On a strictly minimal balanced set (3,475 samples per class per subclass), all models maintain competitive F1-scores above 95%. DistilBERT and CodeBERT train in 0.13–0.24 GPU hours, while Gemma-2B requires over 12 hours. This reflects the strong value of careful data balancing and the diminishing returns from model scaling for modestly sized, well-designed datasets.

Generalization to Full Test Set (Strategy 3)

When small balanced subsets are used for training but evaluated against the complete large-scale test corpus, F1-scores drop by 8–10%, underscoring generalization failures. Despite this, DistilBERT and CodeBERT remain competitive with significantly more resource-intensive architectures.

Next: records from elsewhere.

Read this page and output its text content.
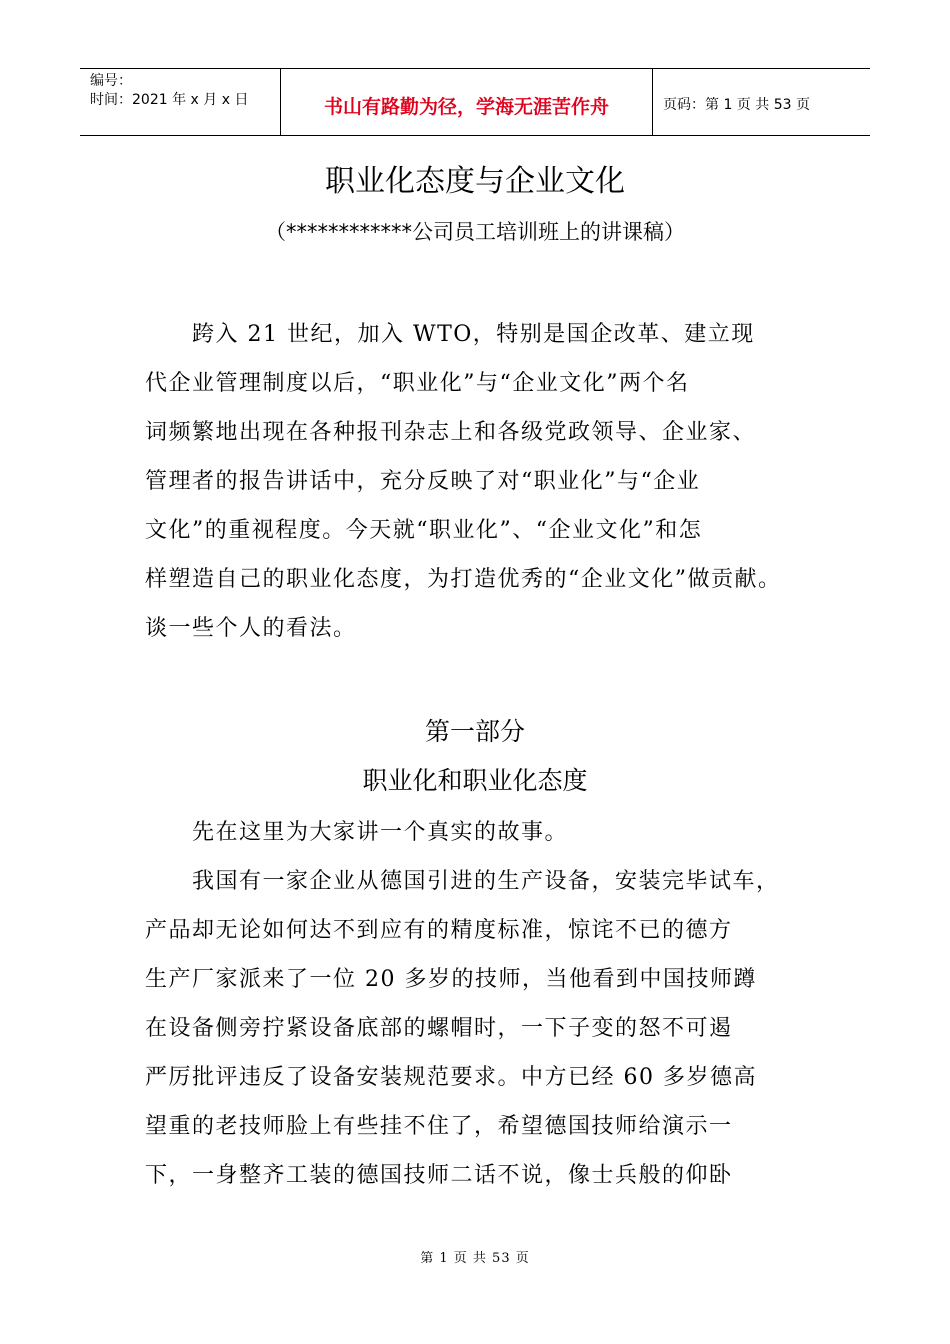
编号：
时间：2021 年 x 月 x 日	书山有路勤为径，学海无涯苦作舟	页码：第 1 页 共 53 页
职业化态度与企业文化
（************公司员工培训班上的讲课稿）

　　跨入 21 世纪，加入 WTO，特别是国企改革、建立现
代企业管理制度以后，“职业化”与“企业文化”两个名
词频繁地出现在各种报刊杂志上和各级党政领导、企业家、
管理者的报告讲话中，充分反映了对“职业化”与“企业
文化”的重视程度。今天就“职业化”、“企业文化”和怎
样塑造自己的职业化态度，为打造优秀的“企业文化”做贡献。
谈一些个人的看法。

第一部分
职业化和职业化态度

　　先在这里为大家讲一个真实的故事。

　　我国有一家企业从德国引进的生产设备，安装完毕试车，
产品却无论如何达不到应有的精度标准，惊诧不已的德方
生产厂家派来了一位 20 多岁的技师，当他看到中国技师蹲
在设备侧旁拧紧设备底部的螺帽时，一下子变的怒不可遏
严厉批评违反了设备安装规范要求。中方已经 60 多岁德高
望重的老技师脸上有些挂不住了，希望德国技师给演示一
下，一身整齐工装的德国技师二话不说，像士兵般的仰卧

第 1 页 共 53 页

Figure 3: Model performance degrades on the full test set when trained solely on a small, balanced subset, indicating limited generalization.

Figure 4: With the full vulnerability training set, model performance improves, confirming data volume–accuracy correlation.

Architectural and Data Strategy Trade-offs

A critical empirical finding is the efficiency–accuracy Pareto frontier: Balanced, smaller transformers like DistilBERT close the accuracy gap with much larger LLMs when well-tuned and supplied with balanced training data. For instance, DistilBERT reached within 2% F1 of Gemma-2B while incurring almost 40× less training time and 20× lower memory usage. This suggests that, for vulnerability detection, investing in data curation and balance is as impactful as architectural complexity.

Practical Deployment Implications

Resource-constrained applications (e.g., CI/CD security scans, edge analysis) can leverage small transformer models for near-optimal detection. Scaling up to LLMs should be reserved for scenarios requiring marginal F1 improvements under abundant compute budgets.

Theoretical Insights and Future Directions

The results expose the limitations of overly large models for code vulnerability detection relative to thoughtful data strategies. New research directions include exploring transformer variants with code-specific pretraining tasks, integrating symbolic reasoning with self-attention, and examining domain adaptation between languages. Further, improvements in program slice selection and automated dataset augmentation can yield consistent accuracy gains without model overparameterization.

Conclusion

Transformer-based approaches, specifically those leveraging efficient architectures like DistilBERT, offer highly effective solutions for C/C++ vulnerability detection when paired with carefully balanced datasets. The study provides strong evidence that model scaling beyond modest-sized transformers offers only marginal improvement relative to the computational cost, while data-centric strategies—especially balancing and slicing—are clear force multipliers for accuracy. Future AI advancements in software security should focus on intelligent data curation, domain-specific pretraining, and architectural efficiency to democratize vulnerability detection across diverse deployment environments (2604.00112).